Development of business segments in first six months of fiscal 2006/07
 
Industrial business segment
The Industrial business segment focuses on selling cocoa and chocolate products to industrial food processors and consumer goods manufacturers worldwide.
 
Sales volumes were 407,190 tonnes, which represents an organic growth of 11.4% from 365,679 tonnes in the same prior-year period.
  • Sales volumes of Cocoa products sold to third-party customers amounted to 72,711 tonnes, which is a plus of 13.8%. Volumes were pushed to compensate for the margin decline caused by the deteriorating combined (cocoa) ratio.
  • Sales volumes in the Food Manufacturers business unit were 334,479 tonnes, a 10.8% increase compared to the same period in the previous fiscal year. Key drivers were increased outsourcing volumes from existing and new customers.
Sales revenue1 recorded in the industrial business segment rose 9.9% to CHF 1,300.1 million compared to CHF 1,183.5 million in the year-ago period. Including the impact of above-average physical bean sales in the same prior-year period, revenue would have declined by 1.2%.
  • Sales revenue1 in the Cocoa business unit rose 8.4% to CHF 251.6 million. Including the above-mentioned bean sales, revenue fell by 31%.
  • The Food Manufacturers business unit increased revenues by 10.2% to CHF 1,048.5 million, thanks to higher volumes amid increased demand from industrial customers, and helped by favorable exchange rate effects.
Operating profit (EBIT) for the industrial business segment rose 8.5% to CHF 118.8 million in the six-month period ended February 28, 2007. This improvement was achieved despite the afore-mentioned adverse effect in the amount of approx.
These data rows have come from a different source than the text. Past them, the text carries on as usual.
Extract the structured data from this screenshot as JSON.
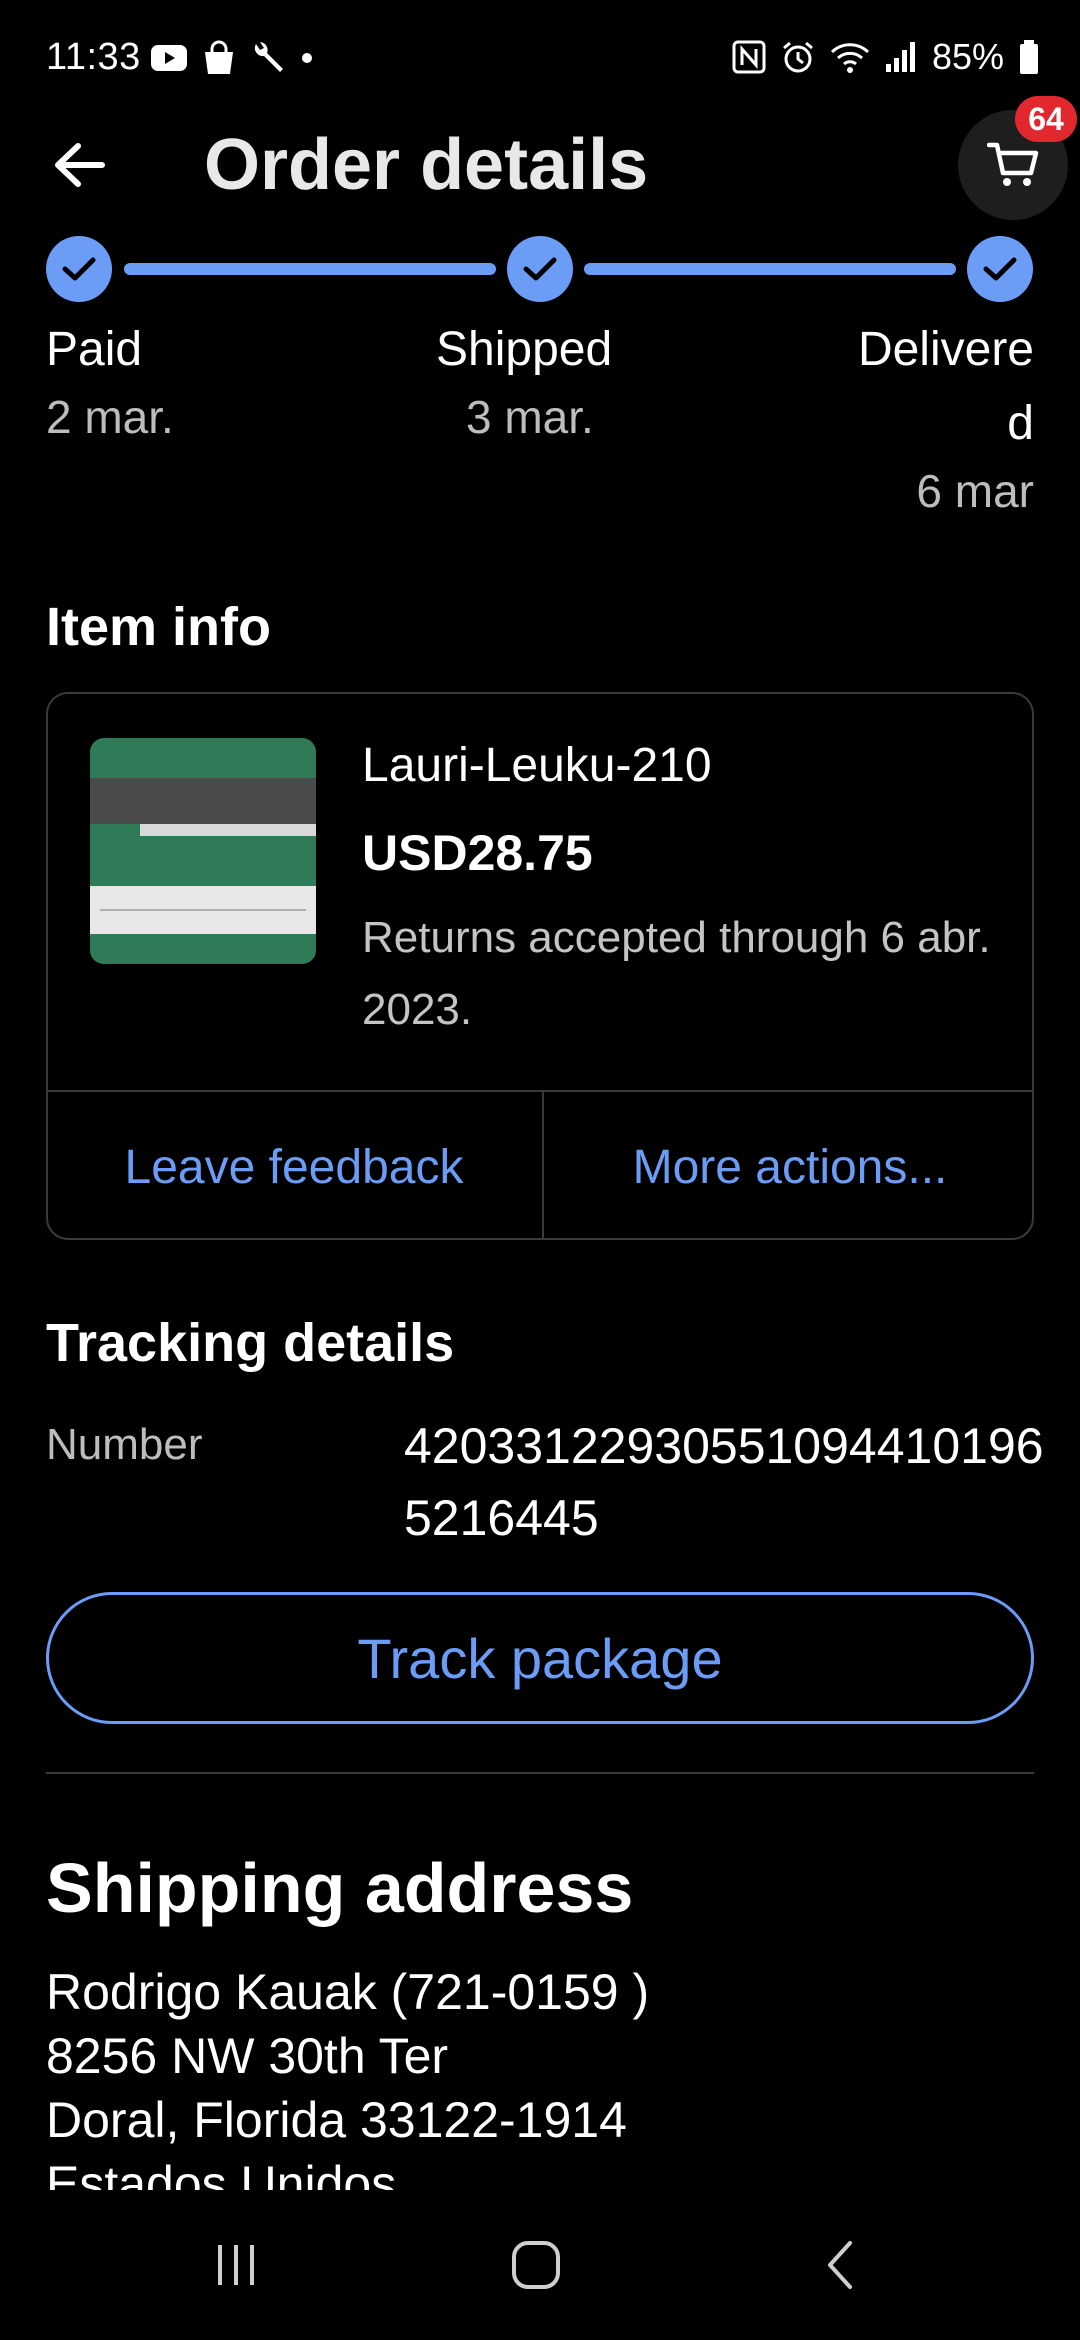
{
  "status_bar": {
    "time": "11:33",
    "battery": "85%",
    "left_icons": [
      "youtube-icon",
      "shopping-bag-icon",
      "wrench-icon",
      "dot-icon"
    ],
    "right_icons": [
      "nfc-icon",
      "alarm-icon",
      "wifi-icon",
      "signal-icon",
      "battery-icon"
    ]
  },
  "header": {
    "title": "Order details",
    "cart_count": "64"
  },
  "progress": {
    "steps": [
      {
        "label": "Paid",
        "date": "2 mar.",
        "done": true
      },
      {
        "label": "Shipped",
        "date": "3 mar.",
        "done": true
      },
      {
        "label_line1": "Delivere",
        "label_line2": "d",
        "date": "6 mar",
        "done": true
      }
    ]
  },
  "item_info": {
    "section_title": "Item info",
    "title": "Lauri-Leuku-210",
    "price": "USD28.75",
    "returns": " Returns accepted through 6 abr. 2023.",
    "actions": {
      "leave_feedback": "Leave feedback",
      "more_actions": "More actions..."
    }
  },
  "tracking": {
    "section_title": "Tracking details",
    "number_label": "Number",
    "number": "420331229305510944101965216445",
    "track_button": "Track package"
  },
  "shipping": {
    "section_title": "Shipping address",
    "lines": [
      "Rodrigo Kauak (721-0159 )",
      "8256 NW 30th Ter",
      "Doral, Florida 33122-1914",
      "Estados Unidos"
    ]
  },
  "colors": {
    "accent": "#6b9df7",
    "badge": "#e0282e",
    "background": "#000000",
    "secondary_text": "#bdbdbd",
    "border": "#3a3a3a"
  }
}
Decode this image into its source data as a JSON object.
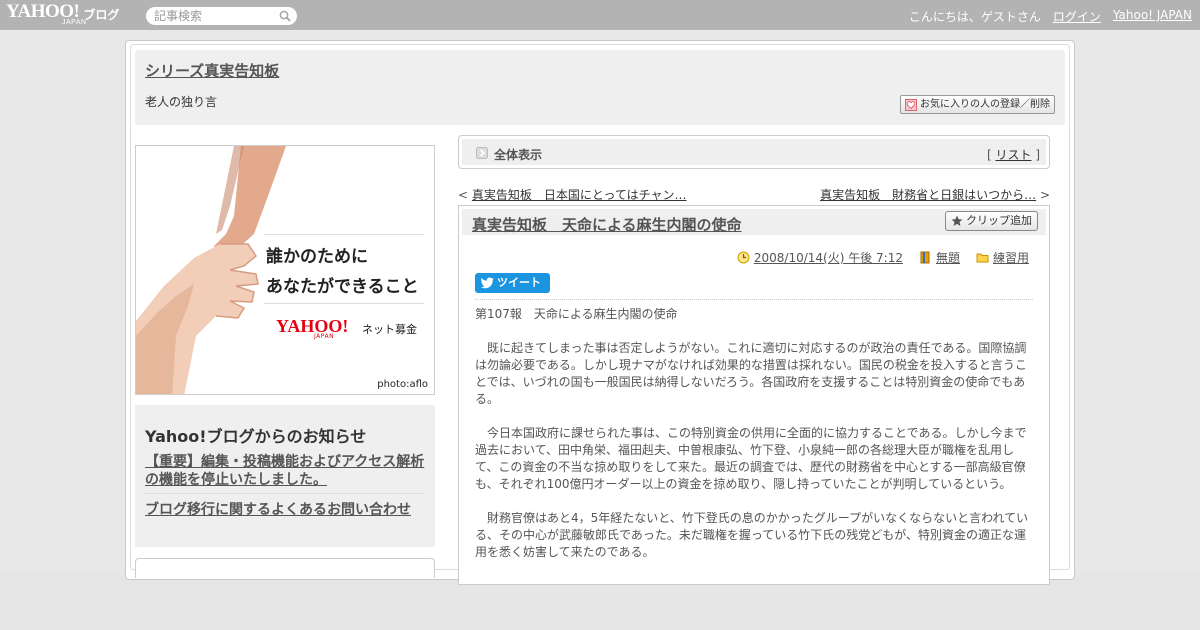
{
  "topbar": {
    "logo_main": "YAHOO!",
    "logo_sub": "JAPAN",
    "logo_blog": "ブログ",
    "search_placeholder": "記事検索",
    "greeting": "こんにちは、ゲストさん",
    "login": "ログイン",
    "yahoo_japan": "Yahoo! JAPAN"
  },
  "blog": {
    "title": "シリーズ真実告知板",
    "description": "老人の独り言",
    "fav_button": "お気に入りの人の登録／削除"
  },
  "banner": {
    "line1": "誰かのために",
    "line2": "あなたができること",
    "logo": "YAHOO!",
    "logo_sub": "JAPAN",
    "tagline": "ネット募金",
    "credit": "photo:aflo"
  },
  "notice": {
    "title": "Yahoo!ブログからのお知らせ",
    "link1": "【重要】編集・投稿機能およびアクセス解析の機能を停止いたしました。",
    "link2": "ブログ移行に関するよくあるお問い合わせ"
  },
  "viewbar": {
    "label": "全体表示",
    "list_open": "[ ",
    "list": "リスト",
    "list_close": " ]"
  },
  "nav": {
    "prev_arrow": "< ",
    "prev": "真実告知板　日本国にとってはチャン…",
    "next": "真実告知板　財務省と日銀はいつから…",
    "next_arrow": " >"
  },
  "article": {
    "title": "真実告知板　天命による麻生内閣の使命",
    "clip_button": "クリップ追加",
    "date": "2008/10/14(火) 午後 7:12",
    "theme": "無題",
    "category": "練習用",
    "tweet": "ツイート",
    "paragraphs": [
      "第107報　天命による麻生内閣の使命",
      "　既に起きてしまった事は否定しようがない。これに適切に対応するのが政治の責任である。国際協調は勿論必要である。しかし現ナマがなければ効果的な措置は採れない。国民の税金を投入すると言うことでは、いづれの国も一般国民は納得しないだろう。各国政府を支援することは特別資金の使命でもある。",
      "　今日本国政府に課せられた事は、この特別資金の供用に全面的に協力することである。しかし今まで過去において、田中角栄、福田赳夫、中曽根康弘、竹下登、小泉純一郎の各総理大臣が職権を乱用して、この資金の不当な掠め取りをして来た。最近の調査では、歴代の財務省を中心とする一部高級官僚も、それぞれ100億円オーダー以上の資金を掠め取り、隠し持っていたことが判明しているという。",
      "　財務官僚はあと4，5年経たないと、竹下登氏の息のかかったグループがいなくならないと言われている、その中心が武藤敏郎氏であった。未だ職権を握っている竹下氏の残党どもが、特別資金の適正な運用を悉く妨害して来たのである。"
    ]
  },
  "colors": {
    "topbar": "#b3b3b3",
    "tweet": "#1b95e0",
    "panel": "#efefef"
  }
}
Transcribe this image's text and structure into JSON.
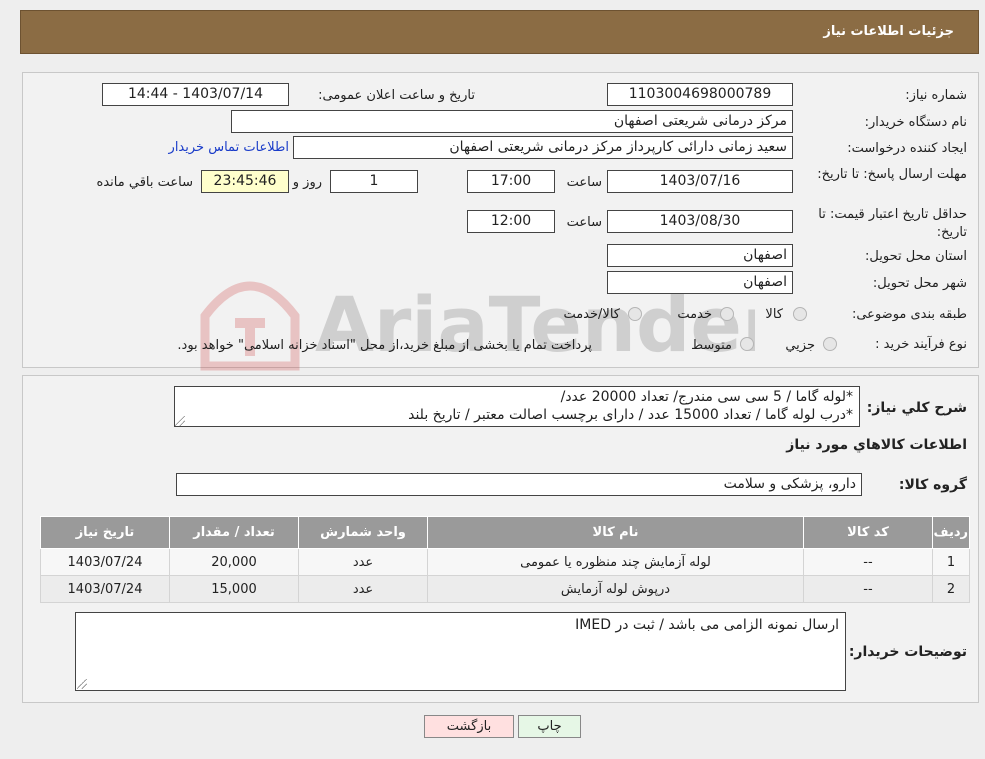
{
  "header": {
    "title": "جزئیات اطلاعات نیاز"
  },
  "form": {
    "need_number": {
      "label": "شماره نیاز:",
      "value": "1103004698000789"
    },
    "announce_date": {
      "label": "تاریخ و ساعت اعلان عمومی:",
      "value": "1403/07/14 - 14:44"
    },
    "buyer_org": {
      "label": "نام دستگاه خریدار:",
      "value": "مرکز درمانی شریعتی اصفهان"
    },
    "requester": {
      "label": "ایجاد کننده درخواست:",
      "value": "سعید زمانی دارائی کارپرداز مرکز درمانی شریعتی اصفهان",
      "contact_link": "اطلاعات تماس خریدار"
    },
    "deadline": {
      "label": "مهلت ارسال پاسخ: تا تاریخ:",
      "date": "1403/07/16",
      "time_label": "ساعت",
      "time": "17:00",
      "days": "1",
      "days_label": "روز و",
      "remaining": "23:45:46",
      "remaining_label": "ساعت باقي مانده"
    },
    "price_validity": {
      "label": "حداقل تاریخ اعتبار قیمت: تا تاریخ:",
      "date": "1403/08/30",
      "time_label": "ساعت",
      "time": "12:00"
    },
    "province": {
      "label": "استان محل تحویل:",
      "value": "اصفهان"
    },
    "city": {
      "label": "شهر محل تحویل:",
      "value": "اصفهان"
    },
    "category": {
      "label": "طبقه بندی موضوعی:",
      "options": [
        "کالا",
        "خدمت",
        "کالا/خدمت"
      ]
    },
    "purchase_type": {
      "label": "نوع فرآیند خرید :",
      "options": [
        "جزیي",
        "متوسط"
      ],
      "note": "پرداخت تمام یا بخشی از مبلغ خرید،از محل \"اسناد خزانه اسلامی\" خواهد بود."
    }
  },
  "details": {
    "description_label": "شرح کلي نياز:",
    "description_lines": [
      "*لوله گاما / 5 سی سی مندرج/ تعداد 20000 عدد/",
      "*درب لوله گاما / تعداد 15000 عدد / دارای برچسب اصالت معتبر / تاریخ بلند"
    ],
    "goods_heading": "اطلاعات کالاهاي مورد نياز",
    "goods_group_label": "گروه کالا:",
    "goods_group_value": "دارو، پزشکی و سلامت",
    "table": {
      "columns": [
        "رديف",
        "کد کالا",
        "نام کالا",
        "واحد شمارش",
        "تعداد / مقدار",
        "تاریخ نیاز"
      ],
      "rows": [
        [
          "1",
          "--",
          "لوله آزمایش چند منظوره یا عمومی",
          "عدد",
          "20,000",
          "1403/07/24"
        ],
        [
          "2",
          "--",
          "درپوش لوله آزمایش",
          "عدد",
          "15,000",
          "1403/07/24"
        ]
      ]
    },
    "buyer_notes_label": "توضیحات خریدار:",
    "buyer_notes": "ارسال نمونه الزامی می باشد / ثبت در IMED"
  },
  "buttons": {
    "print": "چاپ",
    "back": "بازگشت"
  },
  "watermark_text": "AriaTender.neT",
  "colors": {
    "header": "#8b6c44",
    "link": "#1a3cc9",
    "table_header": "#9a9a9a",
    "back_button": "#ffe0e0",
    "print_button": "#e6f7e6"
  }
}
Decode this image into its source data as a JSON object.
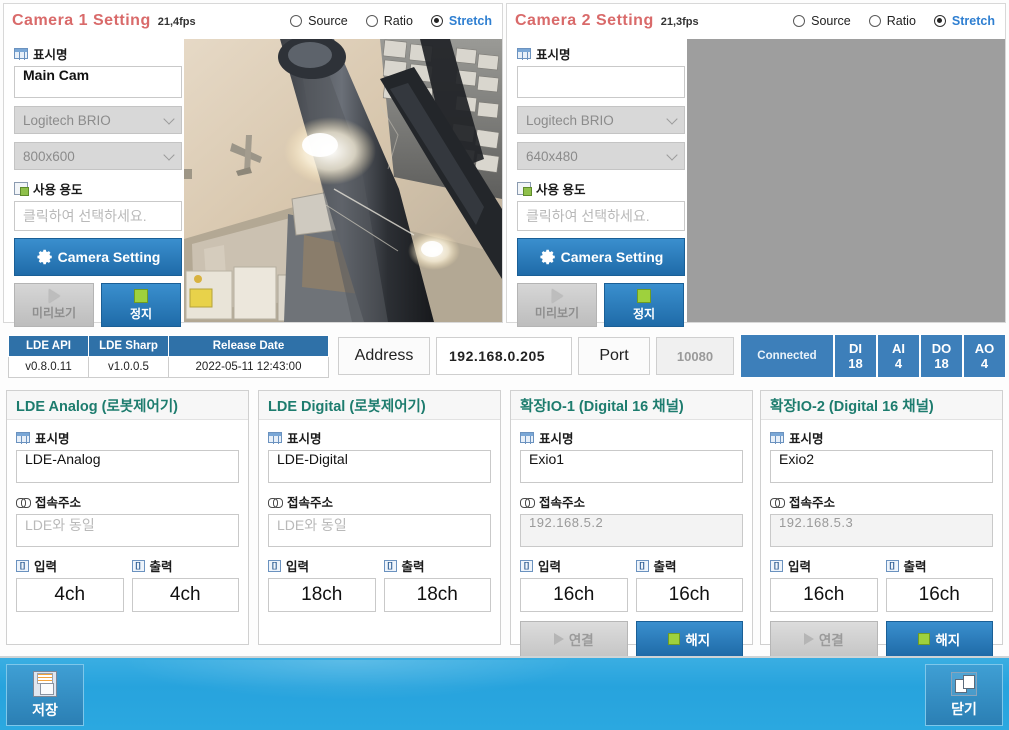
{
  "cameras": [
    {
      "title": "Camera 1 Setting",
      "fps": "21,4fps",
      "view_modes": [
        {
          "label": "Source",
          "selected": false
        },
        {
          "label": "Ratio",
          "selected": false
        },
        {
          "label": "Stretch",
          "selected": true
        }
      ],
      "display_name_label": "표시명",
      "display_name_value": "Main Cam",
      "device": "Logitech BRIO",
      "resolution": "800x600",
      "usage_label": "사용 용도",
      "usage_placeholder": "클릭하여 선택하세요.",
      "setting_button": "Camera Setting",
      "preview_button": "미리보기",
      "stop_button": "정지",
      "video_state": "live"
    },
    {
      "title": "Camera 2 Setting",
      "fps": "21,3fps",
      "view_modes": [
        {
          "label": "Source",
          "selected": false
        },
        {
          "label": "Ratio",
          "selected": false
        },
        {
          "label": "Stretch",
          "selected": true
        }
      ],
      "display_name_label": "표시명",
      "display_name_value": "",
      "device": "Logitech BRIO",
      "resolution": "640x480",
      "usage_label": "사용 용도",
      "usage_placeholder": "클릭하여 선택하세요.",
      "setting_button": "Camera Setting",
      "preview_button": "미리보기",
      "stop_button": "정지",
      "video_state": "blank"
    }
  ],
  "version_table": {
    "headers": [
      "LDE API",
      "LDE Sharp",
      "Release Date"
    ],
    "values": [
      "v0.8.0.11",
      "v1.0.0.5",
      "2022-05-11 12:43:00"
    ]
  },
  "network": {
    "address_label": "Address",
    "address_value": "192.168.0.205",
    "port_label": "Port",
    "port_value": "10080",
    "status": "Connected",
    "counters": [
      {
        "key": "DI",
        "value": "18"
      },
      {
        "key": "AI",
        "value": "4"
      },
      {
        "key": "DO",
        "value": "18"
      },
      {
        "key": "AO",
        "value": "4"
      }
    ]
  },
  "io_panels": [
    {
      "title": "LDE  Analog (로봇제어기)",
      "name_label": "표시명",
      "name_value": "LDE-Analog",
      "addr_label": "접속주소",
      "addr_value": "LDE와 동일",
      "addr_is_placeholder": true,
      "in_label": "입력",
      "in_value": "4ch",
      "out_label": "출력",
      "out_value": "4ch",
      "has_actions": false,
      "connect_button": "",
      "disconnect_button": ""
    },
    {
      "title": "LDE  Digital (로봇제어기)",
      "name_label": "표시명",
      "name_value": "LDE-Digital",
      "addr_label": "접속주소",
      "addr_value": "LDE와 동일",
      "addr_is_placeholder": true,
      "in_label": "입력",
      "in_value": "18ch",
      "out_label": "출력",
      "out_value": "18ch",
      "has_actions": false,
      "connect_button": "",
      "disconnect_button": ""
    },
    {
      "title": "확장IO-1 (Digital 16 채널)",
      "name_label": "표시명",
      "name_value": "Exio1",
      "addr_label": "접속주소",
      "addr_value": "192.168.5.2",
      "addr_is_placeholder": false,
      "in_label": "입력",
      "in_value": "16ch",
      "out_label": "출력",
      "out_value": "16ch",
      "has_actions": true,
      "connect_button": "연결",
      "disconnect_button": "해지"
    },
    {
      "title": "확장IO-2 (Digital 16 채널)",
      "name_label": "표시명",
      "name_value": "Exio2",
      "addr_label": "접속주소",
      "addr_value": "192.168.5.3",
      "addr_is_placeholder": false,
      "in_label": "입력",
      "in_value": "16ch",
      "out_label": "출력",
      "out_value": "16ch",
      "has_actions": true,
      "connect_button": "연결",
      "disconnect_button": "해지"
    }
  ],
  "bottom_bar": {
    "save_label": "저장",
    "close_label": "닫기"
  },
  "colors": {
    "camera_title": "#d96a6a",
    "accent_blue": "#2f7fd1",
    "panel_header_teal": "#1d7c6e",
    "segment_blue": "#3d7fba",
    "bottom_bar": "#2ba8e0"
  }
}
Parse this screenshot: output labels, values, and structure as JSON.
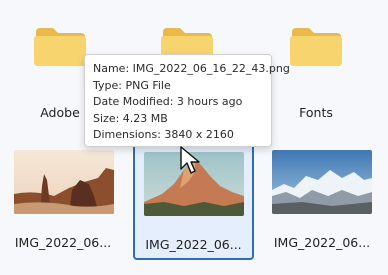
{
  "items": {
    "folder_left": {
      "label": "Adobe"
    },
    "folder_center": {
      "label": ""
    },
    "folder_right": {
      "label": "Fonts"
    },
    "image_1": {
      "label": "IMG_2022_06..."
    },
    "image_2": {
      "label": "IMG_2022_06..."
    },
    "image_3": {
      "label": "IMG_2022_06..."
    }
  },
  "tooltip": {
    "name": "Name: IMG_2022_06_16_22_43.png",
    "type": "Type: PNG File",
    "date_modified": "Date Modified: 3 hours ago",
    "size": "Size: 4.23 MB",
    "dimensions": "Dimensions: 3840 x 2160"
  },
  "colors": {
    "folder_back": "#e9b949",
    "folder_front": "#f7d46d",
    "selection_border": "#2f6db2",
    "tooltip_background": "#ffffff"
  },
  "icons": {
    "folder": "folder-icon",
    "image_1": "desert-rock-thumbnail",
    "image_2": "mountain-thumbnail",
    "image_3": "snow-mountain-thumbnail",
    "cursor": "mouse-pointer-icon"
  }
}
CHF 10 million stemming from the decline in the combined (cocoa) ratio.
 
Food Service/Retail business segment
The Food Service/Retail business segment serves a broad range of customers, from local craftsmen (such as chocolatiers, pastry chefs, bakers, hotels, restaurants, caterers) to global retailers.
Sales revenue decreased slightly to CHF 1,007.1 million, down 2.4% from CHF 1,032.3 million recorded for the same period in 2005/06.
 
  • Sales revenue in the Gourmet & Specialties business unit increased by 5.8 % to CHF 322.7 million.
  • Sales revenue in the Consumer Products business units decreased by 5.9 % to CHF 684.4 million, due to the discontinuation of unprofitable contracts in Europe and market share losses in North America due to intense competition in the sugar confectionery market.
Operating profit (EBIT) rose by 7.9 % to CHF 101.3 million, driven by a strong increase in profitability at Consumer Products Europe and Gourmet & Specialties. EBIT was affected by an additional CHF 3 million amortization charge for the European IT platform subsequent to the integration of the European Consumer Products business as well as non-recurring restructuring expenses at the Consumer Products North America business unit of CHF 3.5 million.
 
Key figures per business segment for first six months of fiscal 2006/07
 
INDUSTRIAL
 
Change (%)
Six months up to
Feb 28, 2007
Six months up to
Feb 28, 2006
Sales volume
mt
    11.4
   407,190
365,679
Sales revenue 1
CHF m
    9.9
 1,300.1
1,183.5
Operating profit (EBIT)
CHF m
    8.5
   118.8
109.5
 
 
FOOD SERVICE/
RETAIL
 
Change (%)
Six months up to
Feb 28, 2007
Six months up to
Feb 28, 2006
Sales revenue
CHF m
    -2.4
 1,007.1
1,032.3
Operating profit (EBIT)
CHF m
    7.9
   101.3
93.9
 
Outlook
 
 
Looking ahead, CEO Patrick De Maeseneire said: “The combined (cocoa) ratio will continue to have a negative effect on profitability in the second half of the current fiscal year. This negative effect will, however, phase out by the next fiscal year. Raw material prices have increased considerably and Easter is one week earlier this year. Nevertheless, our portfolio with industrial customers looks strong and we expect continued good volume growth in the second half of the current fiscal year. We are on track to reach our 3-year financial targets for the period 2005/06 through 2007/08*, and our exciting new outsourcing projects make us confident that we can confirm these. This, as always, barring any major unforeseen events.”
 
 
*These targets are on average: annual top-line growth of 3-5%, EBIT growth of 8-10% and PAT growth of 12-15%.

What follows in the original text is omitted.